La Banque du Japon tutoie à son tour une politique monétaire à taux zéro

le 19/12/2008 L'AGEFI Quotidien / Edition de 7H

La BoJ a ramené ce vendredi matin de 0,30 à 0,10 % son taux directeur, le ministre des finances évoquant une « passe très difficile »

La Banque du Japon (BoJ) a répondu aux attentes en abaissant ce matin le loyer-cible de l’argent au jour le jour au sein de l’Archipel de 0,30 à 0,10 %. Un seul des huit membres du Conseil des gouverneurs a plaidé pour le statu quo.

Il est vrai que les prévisions économiques annuelles présentées ce vendredi par le gouvernement japonais ne sont pas de nature à susciter l’euphorie.

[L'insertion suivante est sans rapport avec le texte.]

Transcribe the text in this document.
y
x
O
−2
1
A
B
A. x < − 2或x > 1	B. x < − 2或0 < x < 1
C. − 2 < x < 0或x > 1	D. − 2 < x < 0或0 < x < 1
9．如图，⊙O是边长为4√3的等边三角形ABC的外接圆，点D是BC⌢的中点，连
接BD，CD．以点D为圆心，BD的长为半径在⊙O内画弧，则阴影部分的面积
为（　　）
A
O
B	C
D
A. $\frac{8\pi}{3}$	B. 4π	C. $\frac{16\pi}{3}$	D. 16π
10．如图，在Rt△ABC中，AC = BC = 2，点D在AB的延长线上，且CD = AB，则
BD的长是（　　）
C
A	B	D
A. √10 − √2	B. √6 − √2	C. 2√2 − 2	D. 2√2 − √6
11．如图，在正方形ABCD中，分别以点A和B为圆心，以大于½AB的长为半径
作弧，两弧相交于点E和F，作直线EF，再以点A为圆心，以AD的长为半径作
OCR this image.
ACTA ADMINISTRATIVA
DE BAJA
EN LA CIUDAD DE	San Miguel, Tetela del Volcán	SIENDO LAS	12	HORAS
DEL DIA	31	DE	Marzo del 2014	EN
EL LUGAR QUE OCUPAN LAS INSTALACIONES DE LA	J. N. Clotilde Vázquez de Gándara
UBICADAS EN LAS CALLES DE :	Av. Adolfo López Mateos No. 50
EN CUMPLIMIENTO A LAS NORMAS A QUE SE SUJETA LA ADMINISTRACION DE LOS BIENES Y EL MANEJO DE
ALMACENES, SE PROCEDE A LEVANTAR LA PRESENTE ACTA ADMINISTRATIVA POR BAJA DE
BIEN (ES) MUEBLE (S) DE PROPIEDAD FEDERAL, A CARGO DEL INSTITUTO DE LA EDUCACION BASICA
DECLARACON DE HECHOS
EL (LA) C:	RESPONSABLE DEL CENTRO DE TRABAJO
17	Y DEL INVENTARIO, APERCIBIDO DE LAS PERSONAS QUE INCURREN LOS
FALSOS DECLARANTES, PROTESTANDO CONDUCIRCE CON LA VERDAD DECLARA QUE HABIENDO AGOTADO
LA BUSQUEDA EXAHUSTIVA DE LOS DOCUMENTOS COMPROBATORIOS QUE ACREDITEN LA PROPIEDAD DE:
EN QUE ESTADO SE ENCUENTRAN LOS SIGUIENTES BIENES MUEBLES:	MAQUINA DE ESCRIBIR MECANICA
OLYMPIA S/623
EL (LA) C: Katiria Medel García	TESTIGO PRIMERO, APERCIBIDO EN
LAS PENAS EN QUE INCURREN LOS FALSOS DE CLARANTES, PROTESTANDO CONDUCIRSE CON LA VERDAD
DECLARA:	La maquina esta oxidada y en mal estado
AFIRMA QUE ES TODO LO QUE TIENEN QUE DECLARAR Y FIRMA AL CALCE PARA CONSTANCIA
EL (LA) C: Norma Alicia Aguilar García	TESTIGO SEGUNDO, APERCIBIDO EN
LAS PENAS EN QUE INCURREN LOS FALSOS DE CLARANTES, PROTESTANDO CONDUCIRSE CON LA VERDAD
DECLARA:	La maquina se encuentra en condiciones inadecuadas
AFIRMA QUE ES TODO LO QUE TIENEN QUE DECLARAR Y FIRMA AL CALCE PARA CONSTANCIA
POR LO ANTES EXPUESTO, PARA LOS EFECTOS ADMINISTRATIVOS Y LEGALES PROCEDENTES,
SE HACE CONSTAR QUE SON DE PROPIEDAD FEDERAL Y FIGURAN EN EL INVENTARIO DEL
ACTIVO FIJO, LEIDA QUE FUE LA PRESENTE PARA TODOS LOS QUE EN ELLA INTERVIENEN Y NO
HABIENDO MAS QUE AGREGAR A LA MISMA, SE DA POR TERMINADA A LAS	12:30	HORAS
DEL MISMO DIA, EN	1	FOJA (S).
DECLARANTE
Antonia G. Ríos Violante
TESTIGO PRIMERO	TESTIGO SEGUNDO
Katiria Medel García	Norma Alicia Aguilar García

L'économie japonaise devrait ainsi connaître une croissance nulle au cours du prochain exercice fiscal, à savoir à compter du 1er avril 2009. Cela même en tenant compte de la série de mesures de relance annoncées cette année.

La prévision du gouvernement semble pourtant rassurante en comparaison de celles des économistes du secteur privé. Ces derniers s’attendent en effet à ce que la déprime économique internationale porte un coup à l'économie japonaise, très dépendante des exportations.

«Pendant l'année fiscale 2009/2010, la situation, que ce soit pour la demande intérieure et la demande extérieure, demeurera difficile, dans la mesure où le ralentissement mondial se poursuivra», indique de fait le gouvernement dans ses prévisions, avant d’ajouter que l’on peut «s'attendre à ce que l'économie fasse abstraction de ce climat de marasme au second semestre de l'année fiscale, grâce à une reprise de la demande privée, qui viendra s'ajouter aux effets positifs des mesures économiques».

Tokyo avertit cependant que la reprise de la deuxième économie au monde pourrait connaître un certain retard si les conditions économiques et financières internationales continuent de se dégrader. Pour ce qui est de l'année fiscale en cours, le gouvernement s'attend à une contraction de 0,8% en termes réels. Le ministre des Finances Shoichi Nakagawa a estimé vendredi à l’issue du Conseil des ministres que «si l'on considère l'état de l'emploi et la situation financière des entreprises, l'économie, au sens large, se trouve dans une passe très difficile».

De quoi susciter l’inventivité des autorités nippones en termes de plan de relance économique. Le gouvernement a avancé aujourd’hui qu’il pourrait acquérir jusqu’à 20.000 milliards de yens, l’équivalent de 156 milliards d’euros, de titres existants de valeurs bancaires afin de soutenir les cours boursiers. Le plan de rachat de titres reste soumis à l’approbation du Parlement. Cette initiative fait partie d’un plan général s’élevant à 75.000 milliards de yens.